Our Research Program

Computational Systems Neuroscience Laboratory

General Description

As we go on about our everyday activities, our senses continually provide us with information about our surroundings, thereby allowing us to successfully interact with our environment. In general, how sensory information is processed within the brain to give rise to behavioural responses is poorly understood. The goal of our research program is to provide a generally applicable framework that will allow us to understand this critical problem. To achieve this goal, we combine multi-disciplinary approaches that include, electrophysiological recordings from awake behaving animals, neural circuit manipulation through pharmacology and optogenetics, behavior, as well as computational data analysis and mathematical modeling. Most importantly, while many laboratories typically use one animal model system, we actually use two animal models: weakly electric fish and macaque monkeys. While these might appear quite different at first glance, our research has uncovered common principles of sensory information processing across both. Funding for the laboratory is provided by the Canadian Institutes for Health Research (CIHR), the National Sciences and Engineering Research Council of Canada (NSERC), the Canada foundation for innovation (CFI), the Fonds du Québec: Nature et technologies (FRQNT), and McGill University.

 

Current Research Projects:

Population coding 

 It is now widely agreed that perception and behavior are determined not by single neurons, but rather from the collective activities of large neural populations in the brain. Improvements in technology have allowed recordings from multiple neurons simultaneously, thereby revealing that neural activities are correlated (see panel A of figure to the right) and thus not independent of one another. and is usually quantified by computing the cross-correlogram (CCG) between the activities of two neurons that were simultaneously recorded (panel B). The CCG represents the number of coincident spikes above or below chance. Correlations can also be measured at multiple timescales ranging from a few (synchrony) to hundreds of milliseconds (co-variation of firing rates) (panel C). This is important because changes in correlated activity can be qualitatively different depending on timescale. Moreover, correlations between neurons are highly plastic and have been shown to depend on multiple factors such as stimulus features and the internal state of the brain. We will henceforth refer to this as correlation plasticity. Correlations (raw) can be decomposed into two subtypes: signal and noise. Signal correlations quantify similarities between the mean responses of two neurons. In contrast, noise correlations quantify the similarity between the trial-to-trial variabilities of the neural responses to repeated presentations of a given stimulus. We aim to understand how correlation plasticity affects population coding as well as the nature of the underlying mechanisms. Check out our recent publications on this topic in the publications page.

Neuromodulation of sensory processing

There are important neuromodulatory pathways in sensory areas including: dopaminergic, neuradrenergic, cholinergic, and serotonergic. We are interested in how serotonergic pathways originating from the Raphe Nucleus can affect a sensory neuron's response to incoming stimuli. We use electrophysiological approaches in both brain slices and in whole animals to address the following questions: 1) what are the cellular mechanisms by which serotonergic projections modulate excitability in sensory neurons. 2) Do these mechanisms operate in whole animals? 3) How will activation of serotonergic pathways affect responses to sensory input in whole animals. Such an approach linking multiple levels will give a comprehensive framework for understanding the functional role of serotonergic modulation in vertebrates and the nature of the underlying mechanisms. 
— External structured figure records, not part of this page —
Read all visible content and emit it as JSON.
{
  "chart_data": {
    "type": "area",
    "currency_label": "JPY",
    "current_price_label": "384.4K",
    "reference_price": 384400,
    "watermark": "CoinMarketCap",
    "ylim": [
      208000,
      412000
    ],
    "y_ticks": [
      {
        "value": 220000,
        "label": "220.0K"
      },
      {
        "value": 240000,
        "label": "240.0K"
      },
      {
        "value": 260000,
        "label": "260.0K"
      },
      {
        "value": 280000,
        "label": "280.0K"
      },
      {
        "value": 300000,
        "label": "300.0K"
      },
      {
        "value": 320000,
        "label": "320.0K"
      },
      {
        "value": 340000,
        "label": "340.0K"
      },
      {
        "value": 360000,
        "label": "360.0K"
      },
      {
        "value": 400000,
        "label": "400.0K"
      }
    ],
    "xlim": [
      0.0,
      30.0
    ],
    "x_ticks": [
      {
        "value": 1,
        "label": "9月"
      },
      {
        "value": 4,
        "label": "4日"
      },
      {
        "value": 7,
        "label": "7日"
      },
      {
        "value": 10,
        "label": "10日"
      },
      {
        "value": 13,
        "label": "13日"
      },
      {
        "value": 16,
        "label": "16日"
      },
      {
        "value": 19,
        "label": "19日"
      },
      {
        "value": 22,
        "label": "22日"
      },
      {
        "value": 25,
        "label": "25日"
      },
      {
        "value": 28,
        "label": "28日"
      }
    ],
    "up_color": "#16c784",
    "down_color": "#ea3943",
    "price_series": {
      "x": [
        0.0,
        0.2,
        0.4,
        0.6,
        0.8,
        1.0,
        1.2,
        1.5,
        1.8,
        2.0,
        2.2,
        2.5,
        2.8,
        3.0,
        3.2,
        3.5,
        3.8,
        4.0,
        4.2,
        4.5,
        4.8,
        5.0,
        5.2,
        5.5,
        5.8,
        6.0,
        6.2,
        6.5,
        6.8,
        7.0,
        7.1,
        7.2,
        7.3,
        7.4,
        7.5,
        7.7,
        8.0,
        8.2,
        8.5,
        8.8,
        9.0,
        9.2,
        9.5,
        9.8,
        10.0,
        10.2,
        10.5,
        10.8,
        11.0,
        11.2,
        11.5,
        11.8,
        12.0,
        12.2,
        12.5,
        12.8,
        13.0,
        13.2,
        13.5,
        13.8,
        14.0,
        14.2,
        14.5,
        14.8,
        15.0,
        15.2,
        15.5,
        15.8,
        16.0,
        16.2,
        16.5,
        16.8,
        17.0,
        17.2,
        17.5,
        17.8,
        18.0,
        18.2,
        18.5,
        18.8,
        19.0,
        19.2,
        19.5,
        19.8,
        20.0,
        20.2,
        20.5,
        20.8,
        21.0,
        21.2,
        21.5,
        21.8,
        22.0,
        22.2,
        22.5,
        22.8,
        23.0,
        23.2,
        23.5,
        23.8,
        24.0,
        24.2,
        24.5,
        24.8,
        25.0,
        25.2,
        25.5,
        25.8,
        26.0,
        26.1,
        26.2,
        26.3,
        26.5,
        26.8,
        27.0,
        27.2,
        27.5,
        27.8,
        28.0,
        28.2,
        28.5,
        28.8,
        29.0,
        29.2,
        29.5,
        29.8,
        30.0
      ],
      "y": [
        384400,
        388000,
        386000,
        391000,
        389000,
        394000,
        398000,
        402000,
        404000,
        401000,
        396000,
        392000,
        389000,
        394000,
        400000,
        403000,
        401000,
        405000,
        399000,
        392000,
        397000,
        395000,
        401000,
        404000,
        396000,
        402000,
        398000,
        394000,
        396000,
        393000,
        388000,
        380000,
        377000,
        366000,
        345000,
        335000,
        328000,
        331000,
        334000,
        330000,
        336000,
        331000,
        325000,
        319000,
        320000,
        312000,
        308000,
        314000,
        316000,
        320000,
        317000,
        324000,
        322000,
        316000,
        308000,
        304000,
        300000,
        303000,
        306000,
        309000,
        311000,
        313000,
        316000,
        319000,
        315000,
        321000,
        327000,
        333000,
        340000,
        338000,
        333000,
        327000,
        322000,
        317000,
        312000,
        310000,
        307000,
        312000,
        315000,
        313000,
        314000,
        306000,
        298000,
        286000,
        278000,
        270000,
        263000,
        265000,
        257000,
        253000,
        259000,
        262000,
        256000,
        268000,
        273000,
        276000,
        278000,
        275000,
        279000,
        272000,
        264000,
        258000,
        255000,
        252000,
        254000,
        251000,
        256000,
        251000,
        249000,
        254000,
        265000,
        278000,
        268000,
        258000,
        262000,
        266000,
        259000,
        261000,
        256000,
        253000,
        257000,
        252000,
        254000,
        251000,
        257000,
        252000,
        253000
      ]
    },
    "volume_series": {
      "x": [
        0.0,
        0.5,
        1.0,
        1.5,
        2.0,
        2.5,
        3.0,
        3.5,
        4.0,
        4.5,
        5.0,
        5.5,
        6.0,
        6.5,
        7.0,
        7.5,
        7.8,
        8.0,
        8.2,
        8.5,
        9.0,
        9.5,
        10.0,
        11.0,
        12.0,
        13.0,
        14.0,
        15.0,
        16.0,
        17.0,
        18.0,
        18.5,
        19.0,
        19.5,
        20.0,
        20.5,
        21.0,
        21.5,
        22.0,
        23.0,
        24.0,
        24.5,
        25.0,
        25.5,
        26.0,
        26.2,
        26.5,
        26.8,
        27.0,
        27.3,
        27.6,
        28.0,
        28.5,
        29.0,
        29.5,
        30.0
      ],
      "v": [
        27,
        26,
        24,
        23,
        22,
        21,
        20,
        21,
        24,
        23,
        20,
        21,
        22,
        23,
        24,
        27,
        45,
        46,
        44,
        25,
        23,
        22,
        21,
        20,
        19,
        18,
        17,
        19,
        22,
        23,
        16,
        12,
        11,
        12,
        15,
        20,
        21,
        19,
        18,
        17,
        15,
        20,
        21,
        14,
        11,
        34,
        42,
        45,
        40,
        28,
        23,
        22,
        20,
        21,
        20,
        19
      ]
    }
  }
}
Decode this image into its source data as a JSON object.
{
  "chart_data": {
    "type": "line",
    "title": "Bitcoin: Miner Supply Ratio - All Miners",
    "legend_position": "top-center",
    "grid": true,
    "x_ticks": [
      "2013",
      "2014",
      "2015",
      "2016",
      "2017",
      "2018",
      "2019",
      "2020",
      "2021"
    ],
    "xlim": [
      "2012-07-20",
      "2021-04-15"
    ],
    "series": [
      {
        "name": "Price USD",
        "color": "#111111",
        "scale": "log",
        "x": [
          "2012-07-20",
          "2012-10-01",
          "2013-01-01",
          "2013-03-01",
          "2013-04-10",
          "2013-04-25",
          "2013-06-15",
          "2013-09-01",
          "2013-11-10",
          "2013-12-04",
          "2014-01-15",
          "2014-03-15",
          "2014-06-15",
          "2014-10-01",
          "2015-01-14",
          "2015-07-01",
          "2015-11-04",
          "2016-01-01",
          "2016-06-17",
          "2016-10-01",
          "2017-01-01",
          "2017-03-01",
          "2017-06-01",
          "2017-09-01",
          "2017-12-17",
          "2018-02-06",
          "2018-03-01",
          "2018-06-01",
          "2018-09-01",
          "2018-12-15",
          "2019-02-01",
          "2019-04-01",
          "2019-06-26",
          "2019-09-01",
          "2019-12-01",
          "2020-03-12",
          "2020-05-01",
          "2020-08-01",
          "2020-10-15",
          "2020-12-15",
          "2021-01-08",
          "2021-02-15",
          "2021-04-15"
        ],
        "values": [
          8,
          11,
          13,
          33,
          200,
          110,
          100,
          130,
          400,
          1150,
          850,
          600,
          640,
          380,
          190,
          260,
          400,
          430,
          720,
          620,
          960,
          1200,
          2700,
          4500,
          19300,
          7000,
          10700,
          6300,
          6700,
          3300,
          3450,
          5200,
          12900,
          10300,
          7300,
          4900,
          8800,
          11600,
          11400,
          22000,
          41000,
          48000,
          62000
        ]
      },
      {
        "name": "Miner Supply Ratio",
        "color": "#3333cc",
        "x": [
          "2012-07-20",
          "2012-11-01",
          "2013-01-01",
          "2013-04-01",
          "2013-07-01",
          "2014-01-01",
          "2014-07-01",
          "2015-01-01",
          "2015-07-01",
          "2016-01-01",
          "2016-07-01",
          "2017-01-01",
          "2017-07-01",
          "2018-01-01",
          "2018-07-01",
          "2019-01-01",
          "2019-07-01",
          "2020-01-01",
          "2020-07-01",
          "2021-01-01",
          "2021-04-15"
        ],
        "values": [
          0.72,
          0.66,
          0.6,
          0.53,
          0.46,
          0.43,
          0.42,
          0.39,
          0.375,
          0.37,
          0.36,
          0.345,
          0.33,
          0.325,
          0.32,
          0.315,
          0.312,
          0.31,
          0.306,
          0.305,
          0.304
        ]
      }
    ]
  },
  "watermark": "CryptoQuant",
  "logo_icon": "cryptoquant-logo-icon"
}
Functional role(s) of sensory adaptation 

Our senses must efficiently process stimuli whose structure varies as a function of time and space. In order to to do, they continually adapt their response properties in order to optimize information processing. Examples of such adaptation abound (e.g., think of contrast adaptation) but the underlying mechanisms remain poorly understood to this day. We are interested in understanding how known mechanisms of adaptation can adaptively optimally encode stimuli with changing statistics. 

Optimized coding of natural self-motion by vestibular pathways

Growing evidence suggests that sensory pathways have adapted to the statistics of input found in the organism's natural environment in order to optimally encode them. Here we are interested in understanding whether this is also true for self-motion. To do so, we have first recorded the natural self-motion in freely moving NHPs and then used these to stimulate head-fixed animals (see Figure on the left). Our findings are that central vestibular neurons do encode such stimuli optimally through temporal whitening, see our recent paper on this here. We are continuing this line of research by recording from downstream neurons within the Thalamus and cortex, as well as the abducens nucleus that controls eye movements, to understand how this information is decoded.